La commission des lois du Sénat, présidée par M. Philippe Bas (Les Républicains – Manche), a organisé une série d’auditions sur la création d’un traitement de données à caractère personnel relatif aux passeports et aux cartes nationales d’identité (« méga-fichier TES »), prévue par le décret n° 2016-1460 du 28 octobre 2016.

Après avoir entendu M. Bernard Cazeneuve, ministre de l’intérieur, M. Mounir Mahjoubi, président du Conseil national du numérique (CNNum), et Mme Isabelle Falque-Pierrotin, présidente de la Commission nationale de l’informatique et des libertés (Cnil), elle a souhaité recueillir l’expertise de MM. Guillaume Poupard, directeur général de l’Agence nationale de la sécurité des systèmes d’information (Anssi), et Henri Verdier, directeur interministériel du numérique et du système d’information et de communication de l’État (Dinsic), lors d’une audition commune organisée le mardi 29 novembre 2016.

Notant qu’en dépit des assurances données par le ministre de l’intérieur, des incertitudes demeuraient sur les risques de détournement de ses finalités et de piratage du fichier, M. Philippe Bas a demandé, le 16 novembre, la suspension de la mise en œuvre du décret du 28 octobre 2016 dans l’attente des résultats des consultations en cours : « Oui à la lutte contre la fraude, oui à la protection de nos concitoyens contre les usurpations d’identité, mais à condition que les modalités de cette lutte ne portent pas atteinte plus gravement encore aux libertés et à condition aussi que ce fichier soit efficace ».

Lors de leur audition commune, MM. Guillaume Poupard et Henri Verdier ont confirmé le mandat qui leur a été confié par le ministre de l’intérieur pour homologuer le dispositif technique du fichier TES. Ils ont précisé la méthodologie retenue et annoncé la remise de leur rapport pour le mois de janvier 2017.

Le président Philippe Bas et les membres de la commission des lois se sont inquiétés des risques liés à la mutabilité des traitements de données qui pourraient permettre leur utilisation pour d’autres finalités que celle de la sécurisation de l’identité des personnes.
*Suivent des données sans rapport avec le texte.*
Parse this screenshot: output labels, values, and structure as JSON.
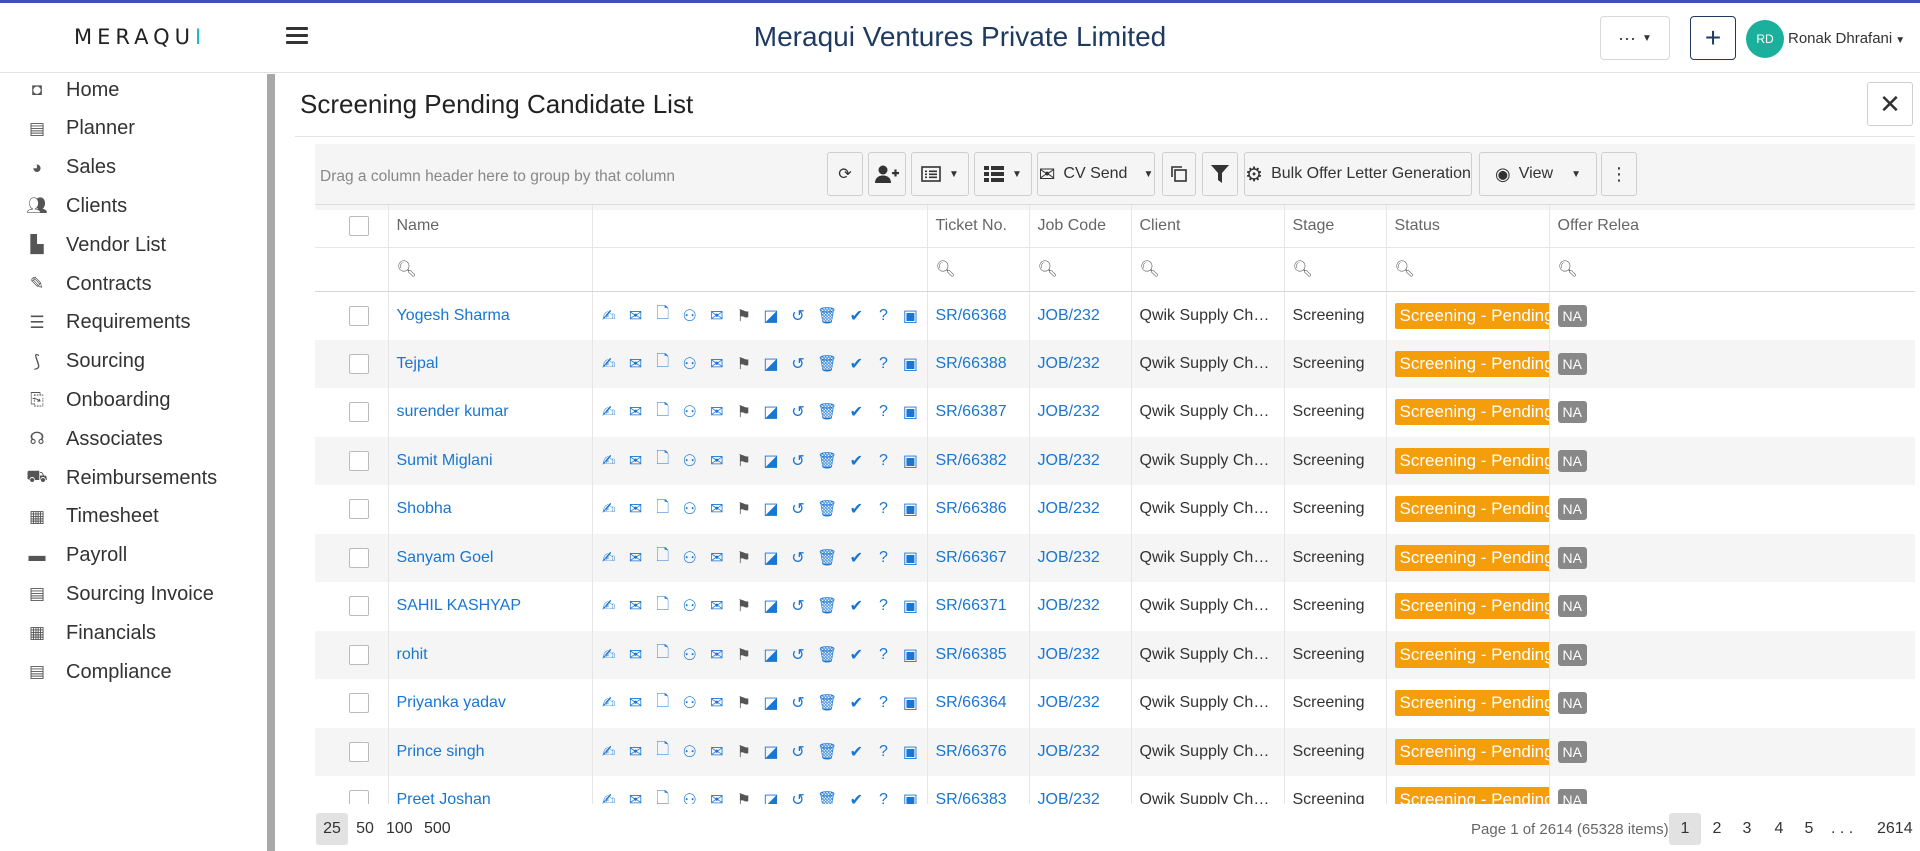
{
  "header": {
    "logo": "MERAQU",
    "logo_accent": "I",
    "company": "Meraqui Ventures Private Limited",
    "more_label": "···",
    "add_label": "+",
    "avatar_initials": "RD",
    "user_name": "Ronak Dhrafani"
  },
  "sidebar": {
    "items": [
      {
        "label": "Home",
        "icon": "home-icon"
      },
      {
        "label": "Planner",
        "icon": "planner-icon"
      },
      {
        "label": "Sales",
        "icon": "pie-chart-icon"
      },
      {
        "label": "Clients",
        "icon": "users-icon"
      },
      {
        "label": "Vendor List",
        "icon": "chart-icon"
      },
      {
        "label": "Contracts",
        "icon": "contract-icon"
      },
      {
        "label": "Requirements",
        "icon": "list-icon"
      },
      {
        "label": "Sourcing",
        "icon": "sourcing-icon"
      },
      {
        "label": "Onboarding",
        "icon": "onboarding-icon"
      },
      {
        "label": "Associates",
        "icon": "headset-icon"
      },
      {
        "label": "Reimbursements",
        "icon": "reimburse-icon"
      },
      {
        "label": "Timesheet",
        "icon": "calendar-icon"
      },
      {
        "label": "Payroll",
        "icon": "card-icon"
      },
      {
        "label": "Sourcing Invoice",
        "icon": "invoice-icon"
      },
      {
        "label": "Financials",
        "icon": "calculator-icon"
      },
      {
        "label": "Compliance",
        "icon": "compliance-icon"
      }
    ]
  },
  "main": {
    "title": "Screening Pending Candidate List",
    "group_hint": "Drag a column header here to group by that column",
    "cv_send_label": "CV Send",
    "bulk_label": "Bulk Offer Letter Generation",
    "view_label": "View"
  },
  "grid": {
    "columns": [
      "Name",
      "",
      "Ticket No.",
      "Job Code",
      "Client",
      "Stage",
      "Status",
      "Offer Relea"
    ],
    "rows": [
      {
        "name": "Yogesh Sharma",
        "ticket": "SR/66368",
        "job": "JOB/232",
        "client": "Qwik Supply Chain Pvt Ltd",
        "stage": "Screening",
        "status": "Screening - Pending",
        "offer": "NA"
      },
      {
        "name": "Tejpal",
        "ticket": "SR/66388",
        "job": "JOB/232",
        "client": "Qwik Supply Chain Pvt Ltd",
        "stage": "Screening",
        "status": "Screening - Pending",
        "offer": "NA"
      },
      {
        "name": "surender kumar",
        "ticket": "SR/66387",
        "job": "JOB/232",
        "client": "Qwik Supply Chain Pvt Ltd",
        "stage": "Screening",
        "status": "Screening - Pending",
        "offer": "NA"
      },
      {
        "name": "Sumit Miglani",
        "ticket": "SR/66382",
        "job": "JOB/232",
        "client": "Qwik Supply Chain Pvt Ltd",
        "stage": "Screening",
        "status": "Screening - Pending",
        "offer": "NA"
      },
      {
        "name": "Shobha",
        "ticket": "SR/66386",
        "job": "JOB/232",
        "client": "Qwik Supply Chain Pvt Ltd",
        "stage": "Screening",
        "status": "Screening - Pending",
        "offer": "NA"
      },
      {
        "name": "Sanyam Goel",
        "ticket": "SR/66367",
        "job": "JOB/232",
        "client": "Qwik Supply Chain Pvt Ltd",
        "stage": "Screening",
        "status": "Screening - Pending",
        "offer": "NA"
      },
      {
        "name": "SAHIL KASHYAP",
        "ticket": "SR/66371",
        "job": "JOB/232",
        "client": "Qwik Supply Chain Pvt Ltd",
        "stage": "Screening",
        "status": "Screening - Pending",
        "offer": "NA"
      },
      {
        "name": "rohit",
        "ticket": "SR/66385",
        "job": "JOB/232",
        "client": "Qwik Supply Chain Pvt Ltd",
        "stage": "Screening",
        "status": "Screening - Pending",
        "offer": "NA"
      },
      {
        "name": "Priyanka yadav",
        "ticket": "SR/66364",
        "job": "JOB/232",
        "client": "Qwik Supply Chain Pvt Ltd",
        "stage": "Screening",
        "status": "Screening - Pending",
        "offer": "NA"
      },
      {
        "name": "Prince singh",
        "ticket": "SR/66376",
        "job": "JOB/232",
        "client": "Qwik Supply Chain Pvt Ltd",
        "stage": "Screening",
        "status": "Screening - Pending",
        "offer": "NA"
      },
      {
        "name": "Preet Joshan",
        "ticket": "SR/66383",
        "job": "JOB/232",
        "client": "Qwik Supply Chain Pvt Ltd",
        "stage": "Screening",
        "status": "Screening - Pending",
        "offer": "NA"
      }
    ],
    "actions": [
      "edit-user-icon",
      "mail-icon",
      "document-icon",
      "people-icon",
      "envelope-open-icon",
      "flag-icon",
      "note-icon",
      "history-icon",
      "trash-icon",
      "clipboard-check-icon",
      "help-icon",
      "id-card-icon"
    ]
  },
  "pager": {
    "sizes": [
      "25",
      "50",
      "100",
      "500"
    ],
    "info": "Page 1 of 2614 (65328 items)",
    "pages": [
      "1",
      "2",
      "3",
      "4",
      "5",
      ". . .",
      "2614"
    ]
  },
  "colors": {
    "accent": "#1976d2",
    "status": "#f59e0b",
    "avatar": "#1ab09b",
    "title": "#1e3a5f"
  }
}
Ils ont également exprimé leur préoccupation face aux risques d’attaques contre ce fichier et contre le fichier actuel des passeports.

Selon le directeur général de l’Anssi, il n’y a pas de garantie de sécurité absolue, mais il faut inscrire la protection des fichiers dans une démarche de sécurité dynamique pour faire face à une évolution permanente des techniques d’attaque car il est certain qu’un tel fichier va « attirer les convoitises ». Il faut également, à ses yeux, prendre en compte les risques pour l’État et pour les citoyens de destruction ou de sabotage du fichier dans une tentative de déstabilisation. Il a alerté la commission sur les problèmes de capacité de certains ministères faiblement dotés à maîtriser leur propre informatique qui aggravent cette vulnérabilité.

La commission des lois poursuivra son travail pour pouvoir apprécier les conditions de sécurité maximale à mettre en œuvre dans le cadre de ce type de traitement de données.